Steinbrück und das Geld – die Mainzer Karnevalisten greifen das auch beim Rosenmontag auf. Für das Peerblog fließen die Mittel angeblich von fünf Unternehmern an die Agentur von Karl-Heinz Steinkühler, der zuletzt am Nürburgring PR-Fäden gezoigen hatte.
Steinbrück und das Geld – die Mainzer Karnevalisten greifen das auch beim Rosenmontag auf. Für das Peerblog fließen die Mittel angeblich von fünf Unternehmern an die Agentur von Karl-Heinz Steinkühler, der zuletzt am Nürburgring PR-Fäden gezoigen hatte.
Foto: dpa

Angelehnt an amerikanische Unterstützerinitiativen etwa für US-Präsident Barack Obama, wollen Steinkühler und seine Mitarbeiter die digitale Kommunikation für Steinbrück ergänzen und „für ihn bloggen“, wie es auf der Internetseite heißt. „Er hat sein Okay gegeben, dass wir seinen Namen für diesen Blog nutzen können. Abseits seiner Partei“. Als Gastautor fungiert der frühere NRW-Minister Axel Horstmann (SPD).

Unternehmer sollen das Internetforum sponsern

Das Blog sei unabhängig, betonen die Autoren. Die Internetseite werde von „herausragenden Unternehmerpersönlichkeiten in Deutschland“ finanziert. Diese schätzten Steinbrück, seine politische Kompetenz und seine Persönlichkeit, heißt es. Seit Sonntag ist „peerblog.de“ online. Den Vorwurf, dass es sich dabei um verdeckte Parteienfinanzierung halten könnte, weist Steinkühler zurück.

Der „Spiegel“ berichtete, das Blog werde von fünf Unternehmern unterstützt. Angeblich sollen der Gründer einer Münchener Internetfirma und ein Hamburger Kaufmann dazugehören. Nach Informationen unserer Zeitung ist auch ein NRW-Medienmanager dazbei. Alle zusammen hätten einen sechsstelligen Betrag beigetragen. Warum Steinkühler die Unternehmer verschweigt, wird nun kritisch kommentiert. Beim Kurzmitteilungsdienst Twitter erinnern Autoren an Helmut Kohls Spendenskandal. Der Altkanzler verschweigt bis heute die Namen von Großspendern. Auch in der SPD wird die Initiative mit Sorge gesehen. „Hoffentlich ist bei den Unterstützern keiner aus der Bankenszene dabei“, sagt ein SPD-Mann.

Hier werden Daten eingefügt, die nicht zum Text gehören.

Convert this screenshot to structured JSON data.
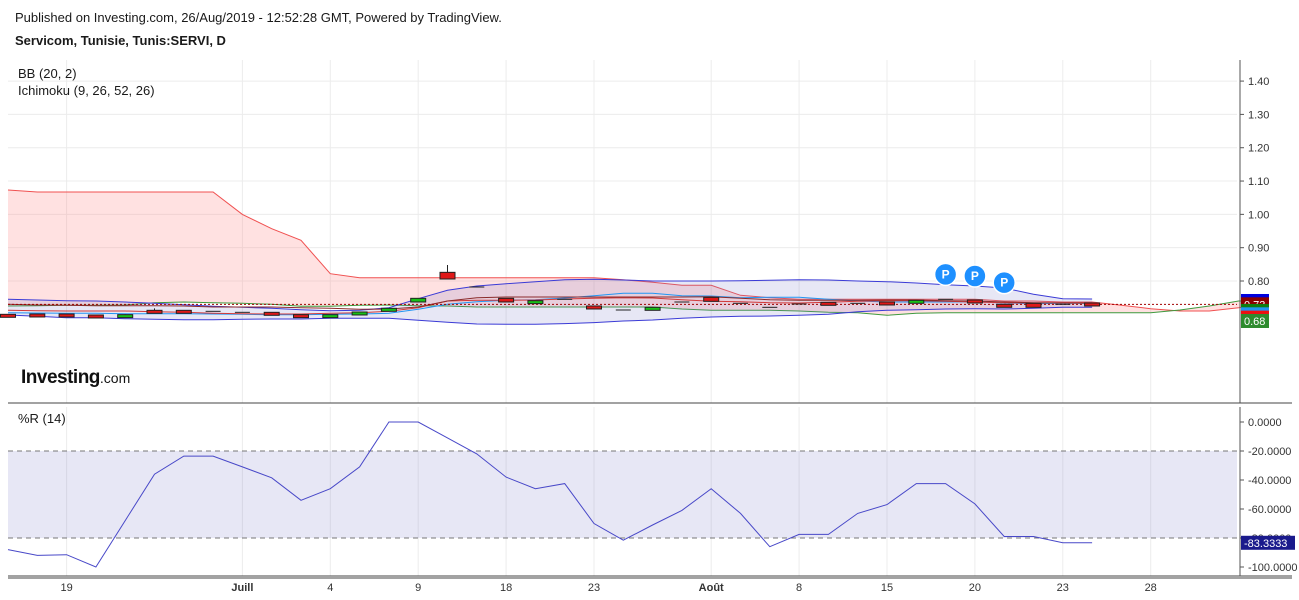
{
  "header": {
    "published": "Published on Investing.com, 26/Aug/2019 - 12:52:28 GMT, Powered by TradingView.",
    "symbol": "Servicom, Tunisie, Tunis:SERVI, D"
  },
  "indicators": {
    "bb": "BB (20, 2)",
    "ichimoku": "Ichimoku (9, 26, 52, 26)",
    "wr": "%R (14)"
  },
  "watermark": {
    "main": "Investing",
    "suffix": ".com"
  },
  "chart_data": [
    {
      "type": "candlestick",
      "title": "Servicom, Tunisie, Tunis:SERVI, D",
      "x_tick_labels": [
        "19",
        "Juill",
        "4",
        "9",
        "18",
        "23",
        "Août",
        "8",
        "15",
        "20",
        "23",
        "28"
      ],
      "x_tick_index": [
        2,
        8,
        11,
        14,
        17,
        20,
        24,
        27,
        30,
        33,
        36,
        39
      ],
      "y_ticks": [
        "1.40",
        "1.30",
        "1.20",
        "1.10",
        "1.00",
        "0.90",
        "0.80"
      ],
      "ylim": [
        0.675,
        1.44
      ],
      "price_labels": [
        {
          "text": "0.74",
          "value": 0.74,
          "color": "#0000dd"
        },
        {
          "text": "0.73",
          "value": 0.73,
          "color": "#8b0000"
        },
        {
          "text": "0.71",
          "value": 0.71,
          "color": "#0f7d0f"
        },
        {
          "text": "0.70",
          "value": 0.7,
          "color": "#2196f3"
        },
        {
          "text": "0.69",
          "value": 0.69,
          "color": "#ee1111"
        },
        {
          "text": "0.69",
          "value": 0.685,
          "color": "#ee1111"
        },
        {
          "text": "0.68",
          "value": 0.68,
          "color": "#2e8b2e"
        }
      ],
      "last_price_line": 0.73,
      "candles": [
        {
          "o": 0.7,
          "h": 0.7,
          "l": 0.696,
          "c": 0.698
        },
        {
          "o": 0.701,
          "h": 0.701,
          "l": 0.698,
          "c": 0.699
        },
        {
          "o": 0.701,
          "h": 0.701,
          "l": 0.698,
          "c": 0.699
        },
        {
          "o": 0.698,
          "h": 0.698,
          "l": 0.694,
          "c": 0.695
        },
        {
          "o": 0.694,
          "h": 0.7,
          "l": 0.694,
          "c": 0.699
        },
        {
          "o": 0.712,
          "h": 0.718,
          "l": 0.705,
          "c": 0.706
        },
        {
          "o": 0.712,
          "h": 0.712,
          "l": 0.707,
          "c": 0.709
        },
        {
          "o": 0.709,
          "h": 0.709,
          "l": 0.709,
          "c": 0.709
        },
        {
          "o": 0.706,
          "h": 0.706,
          "l": 0.706,
          "c": 0.706
        },
        {
          "o": 0.706,
          "h": 0.706,
          "l": 0.704,
          "c": 0.704
        },
        {
          "o": 0.699,
          "h": 0.699,
          "l": 0.697,
          "c": 0.697
        },
        {
          "o": 0.697,
          "h": 0.699,
          "l": 0.697,
          "c": 0.699
        },
        {
          "o": 0.705,
          "h": 0.707,
          "l": 0.705,
          "c": 0.707
        },
        {
          "o": 0.716,
          "h": 0.718,
          "l": 0.716,
          "c": 0.718
        },
        {
          "o": 0.737,
          "h": 0.748,
          "l": 0.737,
          "c": 0.748
        },
        {
          "o": 0.826,
          "h": 0.848,
          "l": 0.806,
          "c": 0.806
        },
        {
          "o": 0.782,
          "h": 0.782,
          "l": 0.782,
          "c": 0.782
        },
        {
          "o": 0.748,
          "h": 0.748,
          "l": 0.737,
          "c": 0.737
        },
        {
          "o": 0.732,
          "h": 0.741,
          "l": 0.732,
          "c": 0.741
        },
        {
          "o": 0.745,
          "h": 0.745,
          "l": 0.745,
          "c": 0.745
        },
        {
          "o": 0.725,
          "h": 0.725,
          "l": 0.721,
          "c": 0.721
        },
        {
          "o": 0.713,
          "h": 0.713,
          "l": 0.713,
          "c": 0.713
        },
        {
          "o": 0.714,
          "h": 0.721,
          "l": 0.714,
          "c": 0.721
        },
        {
          "o": 0.737,
          "h": 0.737,
          "l": 0.737,
          "c": 0.737
        },
        {
          "o": 0.751,
          "h": 0.751,
          "l": 0.739,
          "c": 0.739
        },
        {
          "o": 0.733,
          "h": 0.733,
          "l": 0.733,
          "c": 0.733
        },
        {
          "o": 0.721,
          "h": 0.721,
          "l": 0.721,
          "c": 0.721
        },
        {
          "o": 0.731,
          "h": 0.731,
          "l": 0.731,
          "c": 0.731
        },
        {
          "o": 0.736,
          "h": 0.736,
          "l": 0.728,
          "c": 0.728
        },
        {
          "o": 0.733,
          "h": 0.733,
          "l": 0.733,
          "c": 0.733
        },
        {
          "o": 0.737,
          "h": 0.737,
          "l": 0.732,
          "c": 0.732
        },
        {
          "o": 0.737,
          "h": 0.742,
          "l": 0.737,
          "c": 0.742
        },
        {
          "o": 0.745,
          "h": 0.745,
          "l": 0.745,
          "c": 0.745
        },
        {
          "o": 0.743,
          "h": 0.743,
          "l": 0.735,
          "c": 0.735
        },
        {
          "o": 0.73,
          "h": 0.73,
          "l": 0.721,
          "c": 0.721
        },
        {
          "o": 0.733,
          "h": 0.733,
          "l": 0.721,
          "c": 0.721
        },
        {
          "o": 0.73,
          "h": 0.73,
          "l": 0.73,
          "c": 0.73
        },
        {
          "o": 0.734,
          "h": 0.734,
          "l": 0.726,
          "c": 0.726
        }
      ],
      "bb_upper": [
        0.745,
        0.743,
        0.741,
        0.74,
        0.737,
        0.733,
        0.729,
        0.724,
        0.721,
        0.718,
        0.714,
        0.711,
        0.712,
        0.72,
        0.747,
        0.772,
        0.785,
        0.792,
        0.798,
        0.804,
        0.805,
        0.803,
        0.8,
        0.8,
        0.8,
        0.801,
        0.802,
        0.804,
        0.803,
        0.8,
        0.798,
        0.794,
        0.789,
        0.785,
        0.779,
        0.76,
        0.747,
        0.746
      ],
      "bb_mid": [
        0.705,
        0.704,
        0.703,
        0.703,
        0.702,
        0.702,
        0.702,
        0.701,
        0.7,
        0.699,
        0.699,
        0.7,
        0.701,
        0.703,
        0.715,
        0.73,
        0.738,
        0.742,
        0.744,
        0.749,
        0.756,
        0.763,
        0.763,
        0.756,
        0.755,
        0.75,
        0.751,
        0.751,
        0.745,
        0.74,
        0.737,
        0.737,
        0.737,
        0.738,
        0.734,
        0.732,
        0.733,
        0.733
      ],
      "bb_lower": [
        0.698,
        0.694,
        0.69,
        0.69,
        0.687,
        0.685,
        0.684,
        0.684,
        0.685,
        0.686,
        0.686,
        0.688,
        0.688,
        0.688,
        0.682,
        0.676,
        0.671,
        0.67,
        0.67,
        0.672,
        0.675,
        0.68,
        0.683,
        0.688,
        0.692,
        0.694,
        0.695,
        0.697,
        0.7,
        0.708,
        0.712,
        0.714,
        0.716,
        0.717,
        0.716,
        0.718,
        0.721,
        0.721
      ],
      "tenkan": [
        0.712,
        0.711,
        0.71,
        0.71,
        0.71,
        0.708,
        0.706,
        0.703,
        0.702,
        0.701,
        0.701,
        0.703,
        0.705,
        0.709,
        0.72,
        0.74,
        0.742,
        0.742,
        0.743,
        0.746,
        0.748,
        0.75,
        0.749,
        0.744,
        0.739,
        0.738,
        0.735,
        0.734,
        0.736,
        0.739,
        0.741,
        0.741,
        0.739,
        0.737,
        0.735,
        0.734,
        0.735,
        0.735
      ],
      "kijun": [
        0.73,
        0.728,
        0.727,
        0.726,
        0.726,
        0.726,
        0.725,
        0.722,
        0.722,
        0.722,
        0.72,
        0.718,
        0.715,
        0.716,
        0.722,
        0.74,
        0.75,
        0.752,
        0.752,
        0.752,
        0.752,
        0.752,
        0.752,
        0.752,
        0.753,
        0.748,
        0.744,
        0.742,
        0.742,
        0.742,
        0.743,
        0.743,
        0.741,
        0.74,
        0.737,
        0.735,
        0.734,
        0.733
      ],
      "senkou_a": [
        0.725,
        0.726,
        0.727,
        0.727,
        0.728,
        0.735,
        0.737,
        0.735,
        0.733,
        0.73,
        0.724,
        0.724,
        0.727,
        0.728,
        0.726,
        0.725,
        0.722,
        0.722,
        0.722,
        0.722,
        0.722,
        0.722,
        0.722,
        0.716,
        0.712,
        0.712,
        0.712,
        0.71,
        0.706,
        0.705,
        0.697,
        0.703,
        0.705,
        0.705,
        0.705,
        0.705,
        0.705,
        0.705,
        0.705,
        0.705,
        0.713,
        0.725,
        0.74,
        0.74
      ],
      "senkou_b": [
        1.073,
        1.067,
        1.067,
        1.067,
        1.067,
        1.067,
        1.067,
        1.067,
        1.0,
        0.957,
        0.922,
        0.822,
        0.81,
        0.81,
        0.81,
        0.81,
        0.81,
        0.81,
        0.81,
        0.81,
        0.81,
        0.804,
        0.796,
        0.787,
        0.787,
        0.757,
        0.75,
        0.745,
        0.745,
        0.745,
        0.745,
        0.745,
        0.745,
        0.745,
        0.74,
        0.74,
        0.737,
        0.737,
        0.727,
        0.717,
        0.71,
        0.71,
        0.72,
        0.732
      ],
      "markers": [
        {
          "index": 32,
          "value": 0.82,
          "label": "P"
        },
        {
          "index": 33,
          "value": 0.815,
          "label": "P"
        },
        {
          "index": 34,
          "value": 0.795,
          "label": "P"
        }
      ]
    },
    {
      "type": "line",
      "title": "%R (14)",
      "y_ticks": [
        "0.0000",
        "-20.0000",
        "-40.0000",
        "-60.0000",
        "-80.0000",
        "-100.0000"
      ],
      "ylim": [
        -102,
        0
      ],
      "bands": [
        -20,
        -80
      ],
      "last_value_label": "-83.3333",
      "values": [
        -88,
        -92,
        -91.5,
        -100,
        -68,
        -36,
        -23.5,
        -23.5,
        -31,
        -38.5,
        -54,
        -46,
        -31,
        0,
        0,
        -11,
        -22,
        -38,
        -46,
        -42.5,
        -70,
        -81.5,
        -71,
        -61,
        -46,
        -63,
        -86,
        -77.5,
        -77.5,
        -63,
        -57,
        -42.5,
        -42.5,
        -56.5,
        -79,
        -79,
        -83.3,
        -83.3
      ]
    }
  ]
}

Der FDP-Bundestagsabgeordnete Patrick Kurth fragt, ob das Blog nicht als „geldwerte Leistung“ an die SPD gewertet werden müsste und ob die Anonymität mit dem Parteiengesetz vereinbar sei.

Der Experte für Parteienfinanzierung von der Deutschen Universität für Verwaltungswissenschaften Speyer, Hans Herbert von Arnim, ist der Ansicht, dass Steinbrück die Namen der Unterstützer des Blogs nennen müsste. „Es besteht ein großer politischer Druck. Es gibt ein hohes öffentliches Interesse zu erfahren, wer die Geldgeber sind“, sagte von Arnim im Gespräch mit unserer Zeitung.

[UPDATE:] Die Nichtregierungsorganisation LobbyControl erklärte, intransparente Wahlkampf-Unterstützung für einzelne Kandidaten oder Parteien sei inakzeptabel. „Die Macher von peerblog sollten die Finanziers im Hintergrund sofort offenlegen.“

Rein rechtlich allerdings seien weder Steinbrück noch Steinkühler tatsächlich verpflichtet, die Namen zu nennen, so von Arnim. „Solange nicht nachgewiesen werden kann, dass Steinbrück oder die SPD den Blog mitsteuern und die Macher behaupten, völlig selbstständig zu handeln, sind sie nach dem Parteienfinanzierungsgesetz nicht dazu verpflichtet.“

[UPDATE:] Und genau das behauptet Steinkühler: Es gebe „auf keiner Ebene eine Zusammenarbeit mit dem Willy-Brandt-Haus – keine Information, keine Fotos, kein Geld“, sagte er der SZ.

Von Arnim sieht hier eine eindeutige Gesetzeslücke, die geschlossen werden müsste.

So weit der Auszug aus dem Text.